When a huge iceberg broke away from Antarctica in 2017, the New York Times reported that “maps will need to be redrawn”. The 7th continent is warming due to climate change, and it is on its way to becoming more accessible and habitable by the end of the 21st century. Future exploitation of minerals and marine resources, increased tourism, and the possibility of environmental refugees relocating to the “White Continent” present challenges to the current governance regime secured by the Antarctic Treaty System (ATS). Established in 1959, the Treaty dedicated Antarctica to peace and science by freezing seven territorial claims (Argentina, Australia, Chile, France, New Zealand, Norway and the United Kingdom) and preserving the continent from military activities. The 1991 addition to the Treaty, the Protocol on Environmental Protection, banned mining on the continent until at least 2048 (when it will be up for a revision) ensuring the preservation of its pristine environment. The ATS has been celebrated as one of the most successful international regimes. However, the reality is that geopolitics have never left Antarctica, and science (or the pretense of it) has been used to advance the national interests of the signatories of the ATS.

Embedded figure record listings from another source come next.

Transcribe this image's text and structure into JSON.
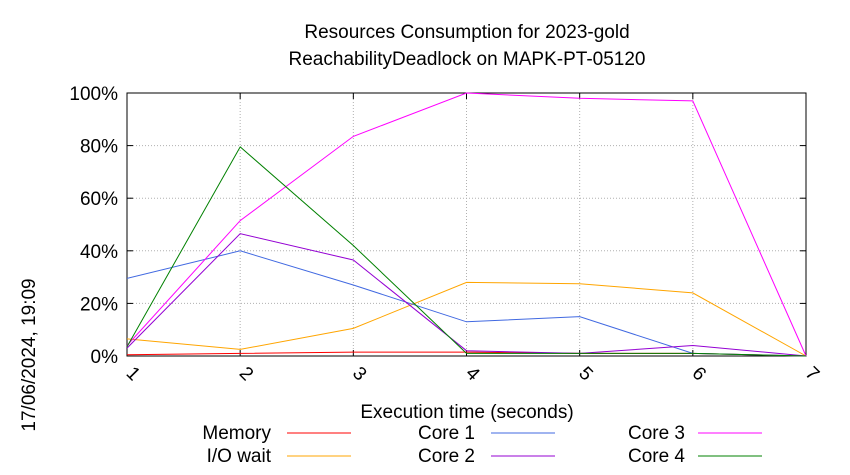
{
  "chart_data": {
    "type": "line",
    "title": [
      "Resources Consumption for 2023-gold",
      "ReachabilityDeadlock on MAPK-PT-05120"
    ],
    "xlabel": "Execution time (seconds)",
    "ylabel": "",
    "side_label": "17/06/2024, 19:09",
    "xlim": [
      1,
      7
    ],
    "ylim": [
      0,
      100
    ],
    "xticks": [
      1,
      2,
      3,
      4,
      5,
      6,
      7
    ],
    "yticks": [
      0,
      20,
      40,
      60,
      80,
      100
    ],
    "ytick_format": "{v}%",
    "grid": true,
    "legend_position": "bottom",
    "series": [
      {
        "name": "Memory",
        "color": "#ff0000",
        "x": [
          1,
          2,
          3,
          4,
          5,
          6,
          7
        ],
        "values": [
          0.5,
          1,
          1.5,
          1.5,
          1,
          1,
          0
        ]
      },
      {
        "name": "I/O wait",
        "color": "#ffa500",
        "x": [
          1,
          2,
          3,
          4,
          5,
          6,
          7
        ],
        "values": [
          6.5,
          2.5,
          10.5,
          28,
          27.5,
          24,
          0
        ]
      },
      {
        "name": "Core 1",
        "color": "#4169e1",
        "x": [
          1,
          2,
          3,
          4,
          5,
          6,
          7
        ],
        "values": [
          29.5,
          40,
          27,
          13,
          15,
          1,
          0
        ]
      },
      {
        "name": "Core 2",
        "color": "#9400d3",
        "x": [
          1,
          2,
          3,
          4,
          5,
          6,
          7
        ],
        "values": [
          3,
          46.5,
          36.5,
          2,
          1,
          4,
          0
        ]
      },
      {
        "name": "Core 3",
        "color": "#ff00ff",
        "x": [
          1,
          2,
          3,
          4,
          5,
          6,
          7
        ],
        "values": [
          4,
          51.5,
          83.5,
          100,
          98,
          97,
          0
        ]
      },
      {
        "name": "Core 4",
        "color": "#008000",
        "x": [
          1,
          2,
          3,
          4,
          5,
          6,
          7
        ],
        "values": [
          3.5,
          79.5,
          42,
          1,
          1,
          1,
          0
        ]
      }
    ]
  }
}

The ATS was established on a shaky foundation, a land that lacked defined borders and clear titles. The absence of an established and recognized territorial sovereign resulted in a failure to attribute responsibilities and to implement law-enforcing mechanisms. In the context of this jurisdictional vacuum, the increasing number of interested parties contributes to the worry of Antarctica becoming a place of conflict over resources. The continent is estimated to be rich in oil, gas, precious minerals as well as fishing stocks and freshwater reserves. Furthermore, the continent is of strategic importance for the accuracy of the GPS systems. It is of no surprise that many states are more and more interested in the governance of Antarctica and the management of its resources. In fact, back in 1982, Malaysian Prime Minister Mahathir Mohamad during the UN General Assembly suggested that Antarctica should be declared “the common heritage of all the nations of this planet” so that riches of the continent benefit all. Between 1945 and 1960 three dozen new states in Asia and Africa gained autonomy from the European colonial rule, thus the development of the ATS regime did not involve a significant proportion of current states. In fact, the ATS has been referred to as an exclusive club, participation in which was contingent on scientific activity on the continent, which many developing states cannot afford. The latecomers to the ATS such as China have been shaking up the status quo of the system that is reminiscent of colonialism.
China has evolved from a minor player in the polar affairs to a major actor in the last decade. From gaining a consultative status within the ATS in 1983, China has emerged as a rising polar power in just over a few decades. Chinese government spends more than any other country on its Antarctic research program and infrastructure. It has the technological underwater capacity to search for gas hydrates in the deep sea. Furthermore, China is in the process of building its fifth research base, which has steered up some controversy. The construction started before the environmental impact assessment was complete, which was in violation of the Protocol. The case highlighted the weaknesses of the ATS, i.e. lack of enforcement and punishment mechanisms. China’s 1st Antarctic paper released in 2017 caused anxiety among established Antarctic players such as Australia. A report published by the Australian Strategic Policy Institute stated that China has been engaging in undeclared military activities and mineral exploration, which might have breached international law.
Another player in the race for control of Antarctic resources that has drawn some criticism for wanting to exploit Antarctica post 2048 is Russia. Russia has been a great polar power long before China. Unlike China however, Russia is not prioritizing investing in infrastructure on the White Continent. The Arctic gets prioritized when it comes to Kremlin funding the polar regions. It is no surprise that Moscow is interested in investing in the Arctic and should continue doing so; it contributes to one fifth of Russia’s GDP. The North holds a key to Russia’s economic future with its oil and gas reserves as well as the potential of the Northern Sea Route. That being said, Russia has played a key role in discovery of the 7th continent and the development of the ATS. Moreover, the Soviet Government at the time of the creation of the Treaty pressed the importance of participation of all interested parties in the regime of a region of international significance such as Antarctica. To counterbalance China’s expansionism and to prevent China from having a technological superiority and potential monopoly in mineral exploitation, Russia should exercise its consultative status power and push the ATS toward a more inclusive and global regime.
Democratization of the ATS is the only way forward to avoid potential post 2048 conflict over the resources of the 7th continent. First step in this direction would be to lax the scientific activity requirement. This would enable interested parties to participate in the decision-making process. A common heritage approach similar to the International Seabed Authority is the most optimal for an Antarctic mineral regime. The reality is that China is not going anywhere and will maintain its presence in Antarctica. To avoid unregulated mining, it is essential that the ATS adapts to the new challenges and evolves into a system with enforcement mechanisms to fill in the jurisdictional vacuum. The system was based on an “agree to disagree” principle but it is time to draw maps and borders that the international community agrees on rather than having a few selected states calling the shots.